Mendoza, otra vez en alerta por la violencia de género: dos mujeres muertas en tres horas

A Lorena Segura (30) le disparó su esposo en Alvear y Karen Ayelen Sposato (23) fue encontrada golpeada y quemada en su casa en Las Heras.

Por Gabriela N. Sánchez

La tranquilidad del domingo quedó interrumpida por la muerte de dos mujeres en un lapso de tres horas. Primero se conoció el fallecimiento de Karen Ayelén Sposato en Las Heras y después el de Lorena Segura (30) en General Alvear.

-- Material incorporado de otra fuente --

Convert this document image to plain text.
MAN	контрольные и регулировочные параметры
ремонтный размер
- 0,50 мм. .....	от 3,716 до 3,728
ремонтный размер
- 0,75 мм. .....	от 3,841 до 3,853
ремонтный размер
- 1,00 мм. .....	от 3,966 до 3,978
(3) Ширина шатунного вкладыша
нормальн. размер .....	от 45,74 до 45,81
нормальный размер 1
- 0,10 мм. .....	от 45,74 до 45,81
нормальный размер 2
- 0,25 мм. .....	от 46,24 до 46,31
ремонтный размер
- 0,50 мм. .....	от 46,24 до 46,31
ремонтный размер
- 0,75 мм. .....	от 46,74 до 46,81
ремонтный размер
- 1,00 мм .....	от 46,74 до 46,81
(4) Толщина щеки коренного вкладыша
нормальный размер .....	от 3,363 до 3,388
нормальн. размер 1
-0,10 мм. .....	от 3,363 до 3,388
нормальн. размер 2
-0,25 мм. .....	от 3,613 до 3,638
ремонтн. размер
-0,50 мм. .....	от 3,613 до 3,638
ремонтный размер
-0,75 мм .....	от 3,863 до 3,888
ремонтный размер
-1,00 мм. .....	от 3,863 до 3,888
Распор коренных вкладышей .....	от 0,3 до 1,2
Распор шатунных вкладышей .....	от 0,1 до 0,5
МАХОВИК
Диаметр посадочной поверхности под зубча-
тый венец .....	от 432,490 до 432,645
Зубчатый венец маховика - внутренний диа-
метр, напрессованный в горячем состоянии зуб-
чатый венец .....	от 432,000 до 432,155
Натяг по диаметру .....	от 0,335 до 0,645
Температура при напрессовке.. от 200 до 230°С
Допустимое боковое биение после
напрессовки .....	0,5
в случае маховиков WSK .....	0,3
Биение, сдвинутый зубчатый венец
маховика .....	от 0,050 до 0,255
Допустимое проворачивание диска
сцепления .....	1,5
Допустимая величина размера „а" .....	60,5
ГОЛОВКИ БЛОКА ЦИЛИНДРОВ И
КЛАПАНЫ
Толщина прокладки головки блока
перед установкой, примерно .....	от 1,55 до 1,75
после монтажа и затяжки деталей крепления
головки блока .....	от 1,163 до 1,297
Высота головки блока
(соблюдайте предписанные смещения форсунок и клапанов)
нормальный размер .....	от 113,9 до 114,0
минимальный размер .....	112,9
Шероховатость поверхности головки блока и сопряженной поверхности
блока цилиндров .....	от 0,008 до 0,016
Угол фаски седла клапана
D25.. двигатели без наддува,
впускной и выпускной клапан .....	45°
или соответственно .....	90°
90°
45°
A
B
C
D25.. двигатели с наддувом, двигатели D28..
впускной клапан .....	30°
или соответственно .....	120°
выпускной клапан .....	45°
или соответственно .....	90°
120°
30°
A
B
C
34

Aunque todavía no se han calificado como femicidios, las muertes de ambas mujeres traen a la memoria casos más recientes como los de Concepción Arregui y Norma Carleti, y otros de hace unos meses como los de Mónica Outeda (51), Mayra Bueno (25) y su hijo Lautaro Valentino Vega (7) o los asesinatos de Claudia Lorena Arias, Marta Susana Ortíz y Vicenta Díaz en el barrio Trapiche.

La muerte de Karen Ayelén Sposato (23) ocurrió ayer a las 8.50 en el barrio 26 de Enero. Primero llegaron los bomberos alertados por un incendio en una vivienda precaria sin servicio eléctrico. Una vez que apagaron las llamas, ingresaron a la casa y encontraron el cuerpo quemado de una mujer.

Aunque todavía no se sabe si el incendio fue intencional, sí se determinó que el cuerpo presentaba un golpe en el cráneo, por lo que el caso quedó en manos de la fiscal de Homicidios, Claudia Ríos.

Según algunos vecinos, la noche del sábado vieron un hombre en la casa y también escucharon gritos de una acalorada discusión y un pedido de auxilio. Además, la joven había hecho dos denuncias por violencia de género a dos hombres distintos: una hace cinco años y otra más recientemente.

Tres horas más tarde murió Lorena Segura en Alvear por un disparo que recibió de manos de su esposo en medio de una discusión de pareja. Hugo Acuña tiene 33 años, es policía y aseguró que le disparó a su mujer de forma accidental con la pistola reglamentaria calibre 9 milímetros.

Ambos vivían junto a su hijo de 3 años en un complejo de departamentos ubicado entre las calles Agustín Álvarez y Paso de los Andes del centro del departamento sureño.

Según la versión de Acuña, estaban discutiendo y, en el medio de las palabras cruzadas, él tomó el arma y amenazó con suicidarse. Primero disparó y se lastimó un dedo, después forcejearon -porque ella quería sacarle el arma de las manos- y fue cuando disparó sin querer y la mató.

La bala entró por el tórax de la víctima, entre el hombro izquierdo y el corazón, y salió por el otro extremo pero por la espalda. El hombre está detenido.

Por ahora, la Justicia investiga ambos casos para determinar las carátulas de las muertes.